The 2Pb(NO₃)₂ (aq) was then split into two 50cm³ samples. One 50cm³ portion was boiled off to yield lead nitrate crystals and the other was taken for the next reaction:

(2) 3Pb(NO₃)₂ (aq) + 2NaCO₃ (aq) + 2NaOH (aq) ---> Pb(OH)₂.2PbCO₃ (s) + 6NaNO₃ (aq)

Any hints or tips would be very much appreciated.

[Borek]

This is simple stoichimetry, hard to tell where your problem lies.

http://www.chembuddy.com/?left=balancing-stoichiometry&right=stoichiometric-calculations

[NeonNe]

Hi Borek, thanks for the reply.

My knowledge of stoichimetry is admittedly quite basic thus far. The double product in the first reaction and the fact one of them is split in half to provide for the next reaction throws me off in my calculations.

Basically im using 0.004 mol Pb₃O₄ which is the limiting reagent. Does this mean I get 0.004 mol PbO₂ + 2Pb(NO₃)₂ combined and should divide it into the correct ratio?

Sorry if this is basic stuff, im quite new to chemistry and I haven't been able to find any similar examples to this.

[Borek]

CHeck the page I have linked to. Then think: how many moles of PbO₂ will be produced from 1 mole of Pb₃O₄? That's all in stoichiometric coefficients.

[NeonNe]

I get that, what about the 2Pb(NO₃)₂ which is also a product of the reaction?

[Borek]

Exactly the same approach. Look at the stoichiometric coefficients.

[NeonNe]

So 1 mole ----> 3 mole + 1.5 mole?

[Borek]

So 1 mole ----> 3 mole + 1.5 mole?

Hm, where did you get 3 and 1.5 from? Just look at the reaction equation:

Pb₃O₄ + 4HNO₃ -> PbO₂ + 2Pb(NO₃)₂ + 2H₂O

1 mole ----> . + .

What are the stoichiometric coefficients?

[NeonNe]

If I knew that then I can only assume I wouldn't be here trying to learn.
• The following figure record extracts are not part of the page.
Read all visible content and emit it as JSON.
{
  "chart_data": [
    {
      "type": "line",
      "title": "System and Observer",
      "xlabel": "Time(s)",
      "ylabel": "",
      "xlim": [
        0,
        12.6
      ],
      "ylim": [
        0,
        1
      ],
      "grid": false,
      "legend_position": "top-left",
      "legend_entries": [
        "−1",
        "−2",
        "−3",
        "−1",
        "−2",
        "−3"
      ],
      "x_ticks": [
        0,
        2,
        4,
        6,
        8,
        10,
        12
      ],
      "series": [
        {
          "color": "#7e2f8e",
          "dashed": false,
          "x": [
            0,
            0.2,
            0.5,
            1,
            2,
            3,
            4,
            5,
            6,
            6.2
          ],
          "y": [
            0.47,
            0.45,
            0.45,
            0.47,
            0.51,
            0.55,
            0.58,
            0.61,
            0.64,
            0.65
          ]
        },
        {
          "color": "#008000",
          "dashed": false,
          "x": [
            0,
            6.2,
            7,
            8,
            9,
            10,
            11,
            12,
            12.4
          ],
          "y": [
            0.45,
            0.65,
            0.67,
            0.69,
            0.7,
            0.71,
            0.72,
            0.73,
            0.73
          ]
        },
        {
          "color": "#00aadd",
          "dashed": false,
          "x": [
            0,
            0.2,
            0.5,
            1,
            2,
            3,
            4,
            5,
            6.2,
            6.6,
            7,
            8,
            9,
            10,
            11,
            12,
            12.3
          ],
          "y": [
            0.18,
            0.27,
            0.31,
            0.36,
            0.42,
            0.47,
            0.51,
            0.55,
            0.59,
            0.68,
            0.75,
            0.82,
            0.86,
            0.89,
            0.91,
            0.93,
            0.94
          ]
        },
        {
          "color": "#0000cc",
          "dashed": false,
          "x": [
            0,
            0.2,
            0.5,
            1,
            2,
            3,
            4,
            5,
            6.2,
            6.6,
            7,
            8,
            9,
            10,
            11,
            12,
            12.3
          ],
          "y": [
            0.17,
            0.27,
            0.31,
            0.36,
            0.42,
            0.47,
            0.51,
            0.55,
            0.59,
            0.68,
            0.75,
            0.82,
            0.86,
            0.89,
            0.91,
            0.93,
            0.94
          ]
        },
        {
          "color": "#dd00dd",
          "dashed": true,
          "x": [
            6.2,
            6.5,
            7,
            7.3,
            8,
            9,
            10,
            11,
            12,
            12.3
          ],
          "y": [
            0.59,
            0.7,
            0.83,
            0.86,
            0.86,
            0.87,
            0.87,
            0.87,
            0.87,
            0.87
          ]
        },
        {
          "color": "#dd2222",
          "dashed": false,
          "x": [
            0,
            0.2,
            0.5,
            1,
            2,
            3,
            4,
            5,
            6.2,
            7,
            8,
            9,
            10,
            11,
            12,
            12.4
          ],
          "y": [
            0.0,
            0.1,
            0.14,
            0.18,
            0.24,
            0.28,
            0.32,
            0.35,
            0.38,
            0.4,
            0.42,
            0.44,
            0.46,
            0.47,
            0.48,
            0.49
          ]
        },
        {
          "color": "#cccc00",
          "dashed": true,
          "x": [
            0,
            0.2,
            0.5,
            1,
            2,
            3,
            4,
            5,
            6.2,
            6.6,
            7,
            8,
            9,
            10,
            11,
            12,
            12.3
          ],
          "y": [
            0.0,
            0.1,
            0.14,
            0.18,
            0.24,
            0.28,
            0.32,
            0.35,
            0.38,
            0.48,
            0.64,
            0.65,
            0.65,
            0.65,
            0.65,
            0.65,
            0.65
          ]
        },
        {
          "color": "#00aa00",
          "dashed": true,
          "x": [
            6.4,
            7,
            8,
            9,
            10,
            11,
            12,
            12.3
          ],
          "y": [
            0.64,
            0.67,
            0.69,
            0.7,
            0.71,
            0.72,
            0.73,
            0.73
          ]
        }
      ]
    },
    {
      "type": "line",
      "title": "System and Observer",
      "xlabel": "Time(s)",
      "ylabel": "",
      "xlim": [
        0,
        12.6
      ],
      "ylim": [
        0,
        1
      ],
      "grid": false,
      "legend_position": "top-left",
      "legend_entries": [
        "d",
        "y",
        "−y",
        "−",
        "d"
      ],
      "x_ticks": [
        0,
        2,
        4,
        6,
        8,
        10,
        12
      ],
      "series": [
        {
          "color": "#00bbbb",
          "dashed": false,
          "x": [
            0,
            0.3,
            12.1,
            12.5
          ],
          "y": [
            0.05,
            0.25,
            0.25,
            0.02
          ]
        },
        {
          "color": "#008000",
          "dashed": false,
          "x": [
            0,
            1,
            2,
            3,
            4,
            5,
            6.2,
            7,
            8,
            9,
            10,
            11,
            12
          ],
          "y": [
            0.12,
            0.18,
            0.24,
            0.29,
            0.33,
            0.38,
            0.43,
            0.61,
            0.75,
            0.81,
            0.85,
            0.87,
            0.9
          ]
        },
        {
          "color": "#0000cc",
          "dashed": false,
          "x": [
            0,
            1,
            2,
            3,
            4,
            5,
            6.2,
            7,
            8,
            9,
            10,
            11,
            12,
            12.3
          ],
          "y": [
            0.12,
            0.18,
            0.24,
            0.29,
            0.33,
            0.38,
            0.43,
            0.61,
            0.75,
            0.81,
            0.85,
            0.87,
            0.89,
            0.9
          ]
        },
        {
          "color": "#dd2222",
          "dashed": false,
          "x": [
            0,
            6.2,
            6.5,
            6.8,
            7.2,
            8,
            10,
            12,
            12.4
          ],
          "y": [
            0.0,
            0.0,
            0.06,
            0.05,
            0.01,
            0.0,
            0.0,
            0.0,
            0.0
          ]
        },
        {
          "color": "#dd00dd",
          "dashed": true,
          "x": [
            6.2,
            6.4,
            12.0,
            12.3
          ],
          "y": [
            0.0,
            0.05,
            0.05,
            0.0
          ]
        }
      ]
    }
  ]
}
I think you overestimate my understanding.

[Borek]

Looks like you are missing most basic things... Stoichiometric coefficients are part of the balanced reaction equation:

1Pb₃O₄ + 4HNO₃ -> 1PbO₂ + 2Pb(NO₃)₂ + 2H₂O

Nothing more fancy than just reading these numbers and using them in the way described on the page I linked to much earlier.

[NeonNe]

I appreciate your help. As I stated, im new to this.
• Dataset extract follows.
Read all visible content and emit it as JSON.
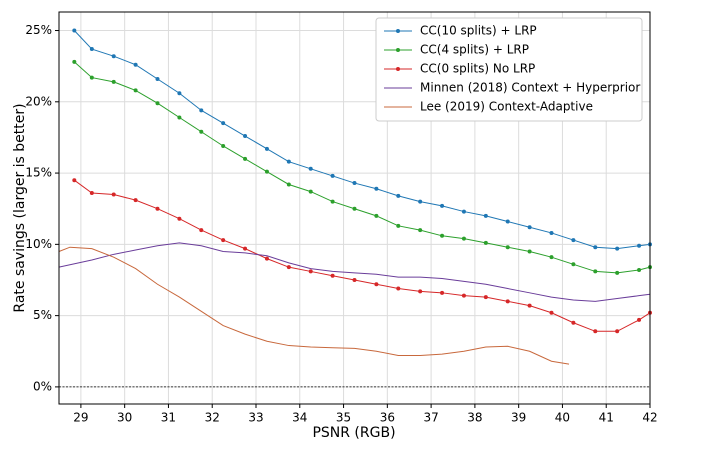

So my understanding is 1 mole --> 1 mole + 2 mole? If so I think I have that done out in my workings from last night, I just wasn't sure if it was correct or not.

[Borek]

So my understanding is 1 mole --> 1 mole + 2 mole?

That's correct.

[NeonNe]

Great, I think I have that done already.

Pb₃O₄ (3g) + 4HNO₃ ----> PbO₂ + 2Pb(NO₃)₂ + 2H₂O

0.004mol ---> 0.004 mol + 0.008 mol

239.2g/mol X 0.004 = 0.95g PbO2
331.2g/mol X 0.008 = 2.65g 2Pb(NO₃)₂

2.65g was halved - 1.325g 2Pb(NO₃)₂ taken for next reaction


3Pb(NO₃)₂ (1.325g) + 2NaCO₃ + 2NaOH ---> Pb(OH)2.2PbCO₃ + 6NaNO₃

0.004 mol ---> 0.004 mol (1:1)

508.4g/mol X 0.004 = 2.03g Pb(OH)2.2PbCO₃

Am I on the right track now?

[Borek]

Much better, although 3 g of Pb₃O₄ is not 0.004 mole. Well - it is, if you round the number, but you shouldn't use rounded number in calculations, you round only the reported results.

And in the second reaction stoichiometric ratio is not 1:1.

[NeonNe]

Thanks I will amend the first part.

However in the second reaction there are 3 atoms of Pb on each side of the reaction, I don't get how the stoichiometric ratio could be different?